The process of eventually joining JOAD went quite quickly. I was required to attend the Returning Archers classes multiple times before an instructor assigned me an unofficial test for entrance. Once the test was completed, I was formally introduced to the JOAD coaches, after which I was officially accepted onto the team.
For the first couple of years, I didn’t take being on this team very seriously. It was fun, with practice feeling more like a place to hang out with fellow archers rather than training to get better. There was also the interruption of Covid which canceled practice for quite a while.
Once we returned, however, the goal of the team changed, and looking back, it changed for the better. A place on this team was no longer as relaxed, and a requirement for competitions attended throughout the year was set in place. The team changed to become more competitive.
I remember my first competition vividly. It was the Outdoor National Championships in Chula Vista. I had arrived with 10 arrows and I left with two. Now, you would think that losing eight arrows at your first competition would take a serious toll on your morale, and you would be thinking correctly. It did not feel good by any means, but the blow was lightened by parents, friends, and coaches who could not have been more supportive.

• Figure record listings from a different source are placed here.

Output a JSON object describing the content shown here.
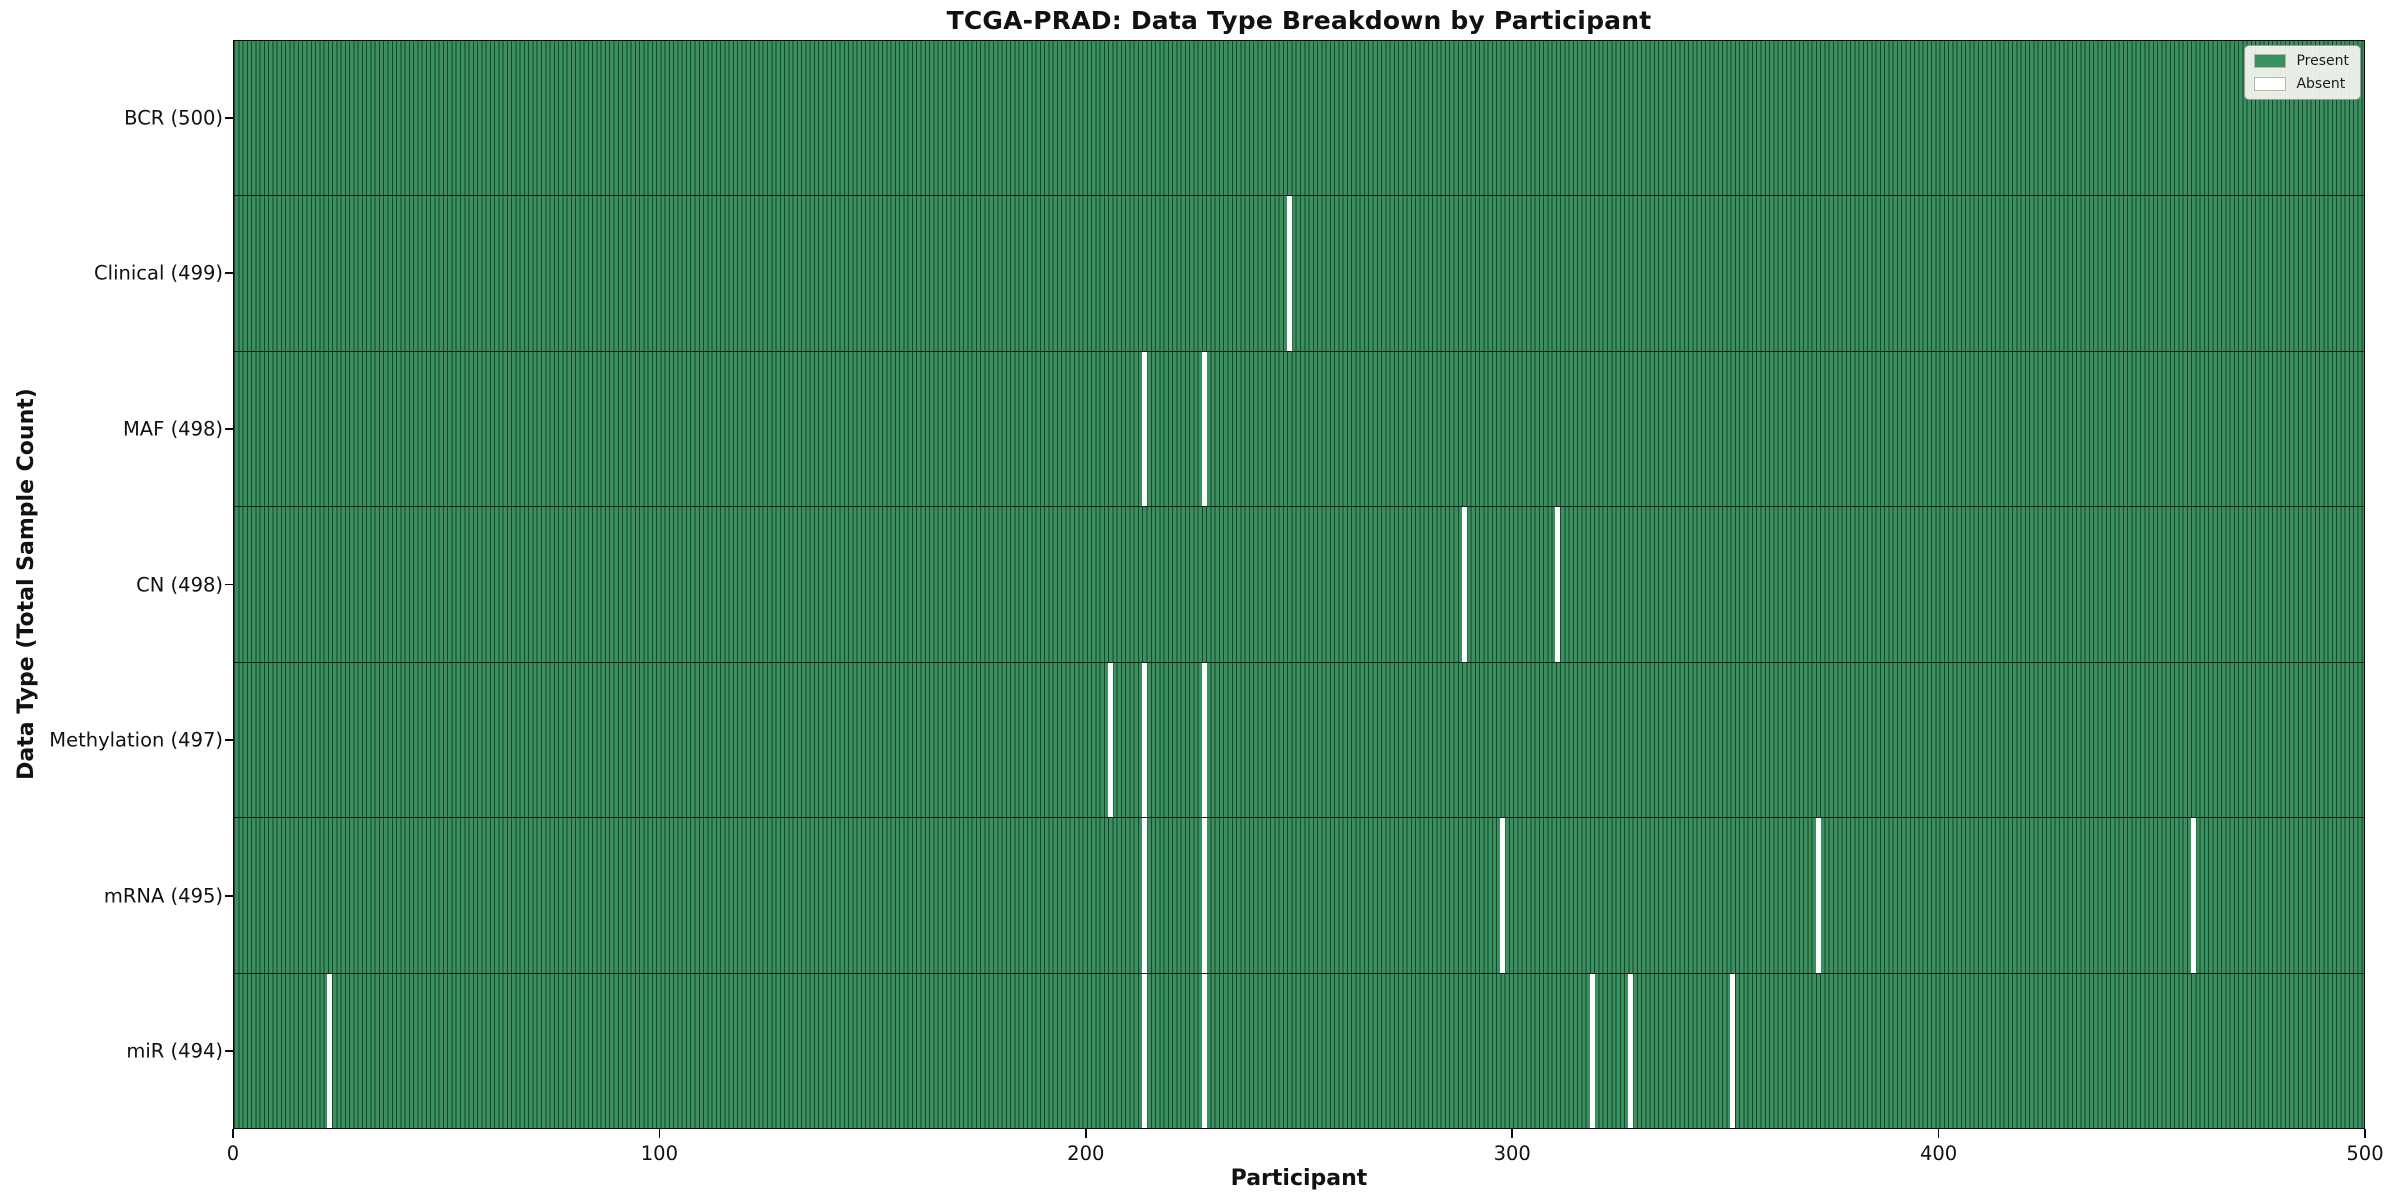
{
  "title": "TCGA-PRAD: Data Type Breakdown by Participant",
  "axes": {
    "xlabel": "Participant",
    "ylabel": "Data Type (Total Sample Count)",
    "x_ticks": [
      0,
      100,
      200,
      300,
      400,
      500
    ],
    "x_range": [
      0,
      500
    ]
  },
  "legend": {
    "items": [
      {
        "label": "Present",
        "color": "#38915E"
      },
      {
        "label": "Absent",
        "color": "#FFFFFF"
      }
    ]
  },
  "colors": {
    "present_fill": "#38915E",
    "present_edge": "#1E402C",
    "absent_fill": "#FFFFFF",
    "row_divider": "#14201a",
    "axis": "#0a0a0a"
  },
  "chart_data": {
    "type": "heatmap",
    "title": "TCGA-PRAD: Data Type Breakdown by Participant",
    "xlabel": "Participant",
    "ylabel": "Data Type (Total Sample Count)",
    "x_range": [
      0,
      500
    ],
    "n_participants": 500,
    "cell_values": "1 = Present (green), 0 = Absent (white)",
    "legend": [
      "Present",
      "Absent"
    ],
    "legend_position": "upper right",
    "rows": [
      {
        "label": "BCR (500)",
        "data_type": "BCR",
        "total": 500,
        "absent_participants": []
      },
      {
        "label": "Clinical (499)",
        "data_type": "Clinical",
        "total": 499,
        "absent_participants": [
          247
        ]
      },
      {
        "label": "MAF (498)",
        "data_type": "MAF",
        "total": 498,
        "absent_participants": [
          213,
          227
        ]
      },
      {
        "label": "CN (498)",
        "data_type": "CN",
        "total": 498,
        "absent_participants": [
          288,
          310
        ]
      },
      {
        "label": "Methylation (497)",
        "data_type": "Methylation",
        "total": 497,
        "absent_participants": [
          205,
          213,
          227
        ]
      },
      {
        "label": "mRNA (495)",
        "data_type": "mRNA",
        "total": 495,
        "absent_participants": [
          213,
          227,
          297,
          371,
          459
        ]
      },
      {
        "label": "miR (494)",
        "data_type": "miR",
        "total": 494,
        "absent_participants": [
          22,
          213,
          227,
          318,
          327,
          351
        ]
      }
    ]
  }
}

This experience drove me to take archery seriously. I practiced more and dedicated more time to going to the range to shoot. Coaches and teammates continued to help whenever it was needed. I can confidently say this helped tremendously. Last summer I attended the same tournament and shot my personal best score.
I have continued to improve and my scores, skill, and dedication have only increased. To me, there is nothing more satisfying than releasing an arrow and watching it sink into the center of a target. It is a feeling that I can only hope everyone has a chance to experience at least once. And believe me, it is addicting.
Why not give it a try? Especially given the convenience of location, cost, and the wonderful benefits that may follow if you find yourself inspired to continue as I have.
Aiden Ford is a Marshall Fundamental Junior and an archery State medalist.